The second assignment was to use an iconic image to tell a new story in the style of Barbara Kruger. Again I found the selection of resources a little heavy handed and definitely overexposed. Since the instructors began they day talking about how they encourage their students to question authority figures, I decide to find my own image. I choose an overused image (but less political) to make a statement about our culture's obsession with youth and appearance.  We used photoshop to create our images which gave me the opportunity to play with photoshop more than I have in the past (or since). My use of photoshop is usually restricted to cropping and resizing images for the web. Here's the masterpiece that I created:

The final assignment was to create a short (1:00-3:00 minute) video using sounds, still images, and film clips.

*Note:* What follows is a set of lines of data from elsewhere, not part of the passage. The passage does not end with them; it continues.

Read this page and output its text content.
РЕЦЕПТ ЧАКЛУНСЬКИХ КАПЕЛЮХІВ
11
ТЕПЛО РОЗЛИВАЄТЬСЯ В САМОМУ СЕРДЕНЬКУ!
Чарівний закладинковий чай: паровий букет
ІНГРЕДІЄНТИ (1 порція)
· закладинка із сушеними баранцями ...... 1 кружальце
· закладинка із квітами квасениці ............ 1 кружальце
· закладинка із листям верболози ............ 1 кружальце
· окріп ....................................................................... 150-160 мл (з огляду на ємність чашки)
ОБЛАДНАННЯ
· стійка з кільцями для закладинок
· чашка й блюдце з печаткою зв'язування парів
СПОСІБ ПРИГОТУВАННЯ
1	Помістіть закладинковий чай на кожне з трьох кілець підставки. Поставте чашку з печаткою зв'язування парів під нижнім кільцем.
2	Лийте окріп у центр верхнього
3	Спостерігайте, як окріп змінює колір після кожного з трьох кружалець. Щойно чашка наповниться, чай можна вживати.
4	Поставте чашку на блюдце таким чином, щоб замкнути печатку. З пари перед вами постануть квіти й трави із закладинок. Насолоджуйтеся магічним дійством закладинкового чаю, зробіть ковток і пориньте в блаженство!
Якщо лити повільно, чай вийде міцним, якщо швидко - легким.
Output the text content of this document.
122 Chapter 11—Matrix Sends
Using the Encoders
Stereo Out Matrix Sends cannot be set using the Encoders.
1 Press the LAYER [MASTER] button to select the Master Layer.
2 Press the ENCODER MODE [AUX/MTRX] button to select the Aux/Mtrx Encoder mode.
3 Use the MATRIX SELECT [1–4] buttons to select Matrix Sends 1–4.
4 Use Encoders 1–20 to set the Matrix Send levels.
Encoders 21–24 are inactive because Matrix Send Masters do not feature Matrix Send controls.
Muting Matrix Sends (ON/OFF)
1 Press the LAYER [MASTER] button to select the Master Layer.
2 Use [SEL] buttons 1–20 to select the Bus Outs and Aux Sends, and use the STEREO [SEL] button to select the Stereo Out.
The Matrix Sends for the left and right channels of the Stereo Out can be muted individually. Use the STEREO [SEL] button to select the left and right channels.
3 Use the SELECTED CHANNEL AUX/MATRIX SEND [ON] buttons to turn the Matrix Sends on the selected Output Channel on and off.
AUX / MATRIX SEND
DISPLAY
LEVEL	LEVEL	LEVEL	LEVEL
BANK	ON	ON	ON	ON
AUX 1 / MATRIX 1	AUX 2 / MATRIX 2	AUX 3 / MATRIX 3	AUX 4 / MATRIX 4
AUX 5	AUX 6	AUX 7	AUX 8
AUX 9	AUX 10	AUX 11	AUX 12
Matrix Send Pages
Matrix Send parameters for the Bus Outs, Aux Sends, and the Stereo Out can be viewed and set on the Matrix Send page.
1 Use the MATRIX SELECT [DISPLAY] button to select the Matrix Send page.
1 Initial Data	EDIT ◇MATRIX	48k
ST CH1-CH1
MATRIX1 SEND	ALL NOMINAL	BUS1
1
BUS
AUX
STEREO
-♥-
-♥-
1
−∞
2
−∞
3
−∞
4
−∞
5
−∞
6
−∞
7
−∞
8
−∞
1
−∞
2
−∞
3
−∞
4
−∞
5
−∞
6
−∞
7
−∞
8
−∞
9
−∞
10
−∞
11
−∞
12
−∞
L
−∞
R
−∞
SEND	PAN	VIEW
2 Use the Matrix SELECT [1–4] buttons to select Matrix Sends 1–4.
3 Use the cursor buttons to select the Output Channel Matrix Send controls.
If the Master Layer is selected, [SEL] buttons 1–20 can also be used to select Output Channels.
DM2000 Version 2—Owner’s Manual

This exposed me to some new tools available for the firefox browser to capture moving images and/or sounds from files on webpages. It also let me play with premiere pro and I haven't had a chance to use video editing software since I was in my teaching credential program. I was being too much of a perfectionist to finish my video so I'm not able to share it yet (if I ever have the time to finish it I will post the final product here). I continued to work on my project through Friday's discussion on adaptation and application of the assignments we completed to humanities courses that the other participants taught. Since I am no longer a humanities instructor, I didn't figure I would get much out of the conversation.

While the course wasn't what I expected I think that I did benefit from content. I appreciated the argument for using multimedia assignments in humanities (or any subject area) which I can use to help support faculty who might come to me in the future. I also had the opportunity to experiment with better quality software for completing such assigments than I did in my credential program.  As an Informationist I should be comfortable with the software available to implement such assignments.